CD: Well I had worked with Alia on my first film, “Amreeka.” I was a huge fan of hers from “Arrested Development.” I just loved her. My executive producer on “Amreeka” actually told me that she’s half Iraqi which I had no idea, but I was very excited by that because I’m always looking to cast very authentically. So when I found that out I approached her for a role in my first feature, and when I met her she just so was that character in my first feature. When I worked with her I just absolutely loved her. We had a great time and we became friends and we kept in touch. When I conceived of the idea for “May in the Summer,” I immediately thought of her for the role of the sister, Dalia. She just has such a similar voice to that character; witty, sarcastic and subversive.
BK: Was there anything that you wanted to put into “May in the Summer” but were not able to for one reason or another?
CD: Well there are always things like that. You quickly realize when you’re making independent films that you have limited resources and there always comes a time when you have to make really painful decisions, and I definitely did on this film. I had to cut things out that I think would’ve added a lot of fabric and texture. There were a number of sequences, one where May goes downtown and we see a whole other part of the Middle East and we see it go from the really nice sort of upper-class neighborhood to the more downtown, shoddy kind of refugee camp neighborhoods. We are more used to seeing that probably on the news, and I wanted to show that transition and a little bit more of the society and give a little bit more of the political context of Jordan and the refugee situation. But ultimately the heart of the story is this family, and I had to keep the essence of that story. When I had to make those difficult decisions, Fort Lee a lot of that texture had to be cut out because we just didn’t have the time or the resources to capture it.
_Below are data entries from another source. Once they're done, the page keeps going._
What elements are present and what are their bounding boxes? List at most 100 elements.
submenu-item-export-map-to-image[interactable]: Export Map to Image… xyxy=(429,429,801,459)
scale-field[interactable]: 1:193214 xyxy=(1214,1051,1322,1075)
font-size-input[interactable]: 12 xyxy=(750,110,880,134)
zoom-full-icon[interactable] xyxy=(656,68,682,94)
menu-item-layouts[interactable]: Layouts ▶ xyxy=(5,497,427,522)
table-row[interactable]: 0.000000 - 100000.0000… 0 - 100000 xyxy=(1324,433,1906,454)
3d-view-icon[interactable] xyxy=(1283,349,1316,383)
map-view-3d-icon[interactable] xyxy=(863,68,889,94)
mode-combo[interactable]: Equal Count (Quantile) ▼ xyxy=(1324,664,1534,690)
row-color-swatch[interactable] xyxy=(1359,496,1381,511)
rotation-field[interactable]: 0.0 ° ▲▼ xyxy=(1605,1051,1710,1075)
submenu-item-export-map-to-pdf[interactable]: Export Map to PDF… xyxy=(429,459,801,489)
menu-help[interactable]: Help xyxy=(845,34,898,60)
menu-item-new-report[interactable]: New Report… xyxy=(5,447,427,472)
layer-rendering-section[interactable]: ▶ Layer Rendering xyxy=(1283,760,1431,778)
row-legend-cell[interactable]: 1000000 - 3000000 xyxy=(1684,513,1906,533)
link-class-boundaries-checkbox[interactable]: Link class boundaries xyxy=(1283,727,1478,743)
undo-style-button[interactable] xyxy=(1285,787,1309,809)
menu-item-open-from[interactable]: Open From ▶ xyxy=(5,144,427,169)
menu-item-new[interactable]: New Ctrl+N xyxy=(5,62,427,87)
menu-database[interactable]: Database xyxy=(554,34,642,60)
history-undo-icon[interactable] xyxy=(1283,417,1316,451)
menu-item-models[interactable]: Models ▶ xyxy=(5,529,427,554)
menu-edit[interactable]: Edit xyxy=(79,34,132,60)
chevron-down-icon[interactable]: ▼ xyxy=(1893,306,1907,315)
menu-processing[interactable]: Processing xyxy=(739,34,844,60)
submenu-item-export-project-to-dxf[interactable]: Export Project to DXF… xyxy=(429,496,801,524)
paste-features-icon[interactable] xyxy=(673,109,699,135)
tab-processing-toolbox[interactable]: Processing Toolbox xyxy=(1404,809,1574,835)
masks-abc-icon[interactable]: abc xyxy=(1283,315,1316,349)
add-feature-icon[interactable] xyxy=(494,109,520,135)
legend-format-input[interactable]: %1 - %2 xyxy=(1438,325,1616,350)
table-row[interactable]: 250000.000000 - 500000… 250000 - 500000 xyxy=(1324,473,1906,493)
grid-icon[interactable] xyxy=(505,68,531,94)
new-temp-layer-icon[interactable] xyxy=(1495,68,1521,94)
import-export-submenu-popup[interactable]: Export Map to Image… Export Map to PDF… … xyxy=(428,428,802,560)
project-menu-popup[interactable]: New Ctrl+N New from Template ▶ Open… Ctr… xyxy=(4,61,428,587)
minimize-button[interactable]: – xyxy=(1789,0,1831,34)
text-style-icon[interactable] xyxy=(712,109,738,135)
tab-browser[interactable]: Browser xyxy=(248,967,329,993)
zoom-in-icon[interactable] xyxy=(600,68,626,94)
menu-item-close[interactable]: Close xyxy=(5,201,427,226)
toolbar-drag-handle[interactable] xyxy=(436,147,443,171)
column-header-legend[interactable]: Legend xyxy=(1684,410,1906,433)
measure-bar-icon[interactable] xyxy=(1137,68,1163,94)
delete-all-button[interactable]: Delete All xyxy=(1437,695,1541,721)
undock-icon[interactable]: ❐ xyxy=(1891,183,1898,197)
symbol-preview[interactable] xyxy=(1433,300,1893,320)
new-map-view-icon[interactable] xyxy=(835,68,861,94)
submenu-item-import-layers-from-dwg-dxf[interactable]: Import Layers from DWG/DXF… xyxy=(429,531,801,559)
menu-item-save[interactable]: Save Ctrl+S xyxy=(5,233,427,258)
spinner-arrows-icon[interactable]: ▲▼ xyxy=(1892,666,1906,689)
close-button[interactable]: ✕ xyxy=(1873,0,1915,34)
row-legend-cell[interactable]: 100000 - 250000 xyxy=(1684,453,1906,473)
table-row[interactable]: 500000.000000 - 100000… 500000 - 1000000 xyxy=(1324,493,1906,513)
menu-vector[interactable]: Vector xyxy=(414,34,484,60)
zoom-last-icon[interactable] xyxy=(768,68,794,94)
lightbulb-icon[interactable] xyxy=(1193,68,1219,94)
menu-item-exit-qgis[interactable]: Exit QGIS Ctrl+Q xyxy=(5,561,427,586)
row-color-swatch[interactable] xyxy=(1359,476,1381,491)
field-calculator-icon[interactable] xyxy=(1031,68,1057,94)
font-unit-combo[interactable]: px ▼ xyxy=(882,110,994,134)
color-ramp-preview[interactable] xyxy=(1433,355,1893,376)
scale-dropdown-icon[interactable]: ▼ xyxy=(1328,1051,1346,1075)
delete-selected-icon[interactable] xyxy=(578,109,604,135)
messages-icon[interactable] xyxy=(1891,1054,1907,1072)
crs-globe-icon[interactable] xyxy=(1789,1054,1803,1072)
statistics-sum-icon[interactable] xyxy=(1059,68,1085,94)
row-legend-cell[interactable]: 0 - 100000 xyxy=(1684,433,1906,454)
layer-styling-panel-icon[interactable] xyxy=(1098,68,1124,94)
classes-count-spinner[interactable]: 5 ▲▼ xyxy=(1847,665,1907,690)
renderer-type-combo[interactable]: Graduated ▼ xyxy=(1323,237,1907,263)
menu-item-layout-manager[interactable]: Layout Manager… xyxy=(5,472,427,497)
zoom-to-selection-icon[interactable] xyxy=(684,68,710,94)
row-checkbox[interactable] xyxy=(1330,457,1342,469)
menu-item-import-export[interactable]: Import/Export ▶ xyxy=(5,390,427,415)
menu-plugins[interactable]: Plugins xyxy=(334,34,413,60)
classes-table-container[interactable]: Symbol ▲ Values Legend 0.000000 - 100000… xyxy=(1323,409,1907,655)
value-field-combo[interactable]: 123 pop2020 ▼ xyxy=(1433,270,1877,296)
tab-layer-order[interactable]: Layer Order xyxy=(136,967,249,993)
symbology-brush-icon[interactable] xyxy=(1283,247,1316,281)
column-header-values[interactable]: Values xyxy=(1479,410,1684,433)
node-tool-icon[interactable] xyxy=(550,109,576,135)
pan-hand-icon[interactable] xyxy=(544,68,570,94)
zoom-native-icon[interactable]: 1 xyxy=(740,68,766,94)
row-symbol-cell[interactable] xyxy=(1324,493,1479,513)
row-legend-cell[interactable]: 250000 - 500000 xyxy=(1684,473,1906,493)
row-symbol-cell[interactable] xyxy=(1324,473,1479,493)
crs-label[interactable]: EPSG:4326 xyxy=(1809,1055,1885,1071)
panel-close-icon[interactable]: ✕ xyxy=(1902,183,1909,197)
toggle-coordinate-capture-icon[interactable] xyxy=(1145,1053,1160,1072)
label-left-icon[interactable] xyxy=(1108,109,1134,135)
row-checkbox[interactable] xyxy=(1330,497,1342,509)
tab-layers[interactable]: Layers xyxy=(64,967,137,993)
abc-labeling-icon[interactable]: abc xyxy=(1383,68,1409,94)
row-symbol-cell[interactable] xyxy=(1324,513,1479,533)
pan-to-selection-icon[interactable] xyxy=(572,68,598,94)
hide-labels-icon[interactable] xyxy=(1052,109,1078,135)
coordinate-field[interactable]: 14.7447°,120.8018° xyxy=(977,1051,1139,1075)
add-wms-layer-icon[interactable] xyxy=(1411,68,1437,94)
BK: My understanding is there’s a film industry growing in Jordan right now.
CD: Yeah that’s right, there’s definitely a burgeoning film industry. The Royal Film Commission in Jordan is great; they’ve been there for I think about 10 years now and they help facilitate production. They were enormously helpful to us and the crews are gaining a lot of experience. Kathryn Bigelow’s last two movies were shot there and a lot of the people I worked with worked on those movies. Also, John Stewart’s movie (“Rosewater”) was shot in Jordan which was another great experience for the country. It was exciting to be a part of that, to be a part of the really up-and-coming film community.
My thanks to Cherien Dabis for taking the time to talk with me. “May in the Summer” is now available to own and rent on DVD, Blu-ray, and Digital.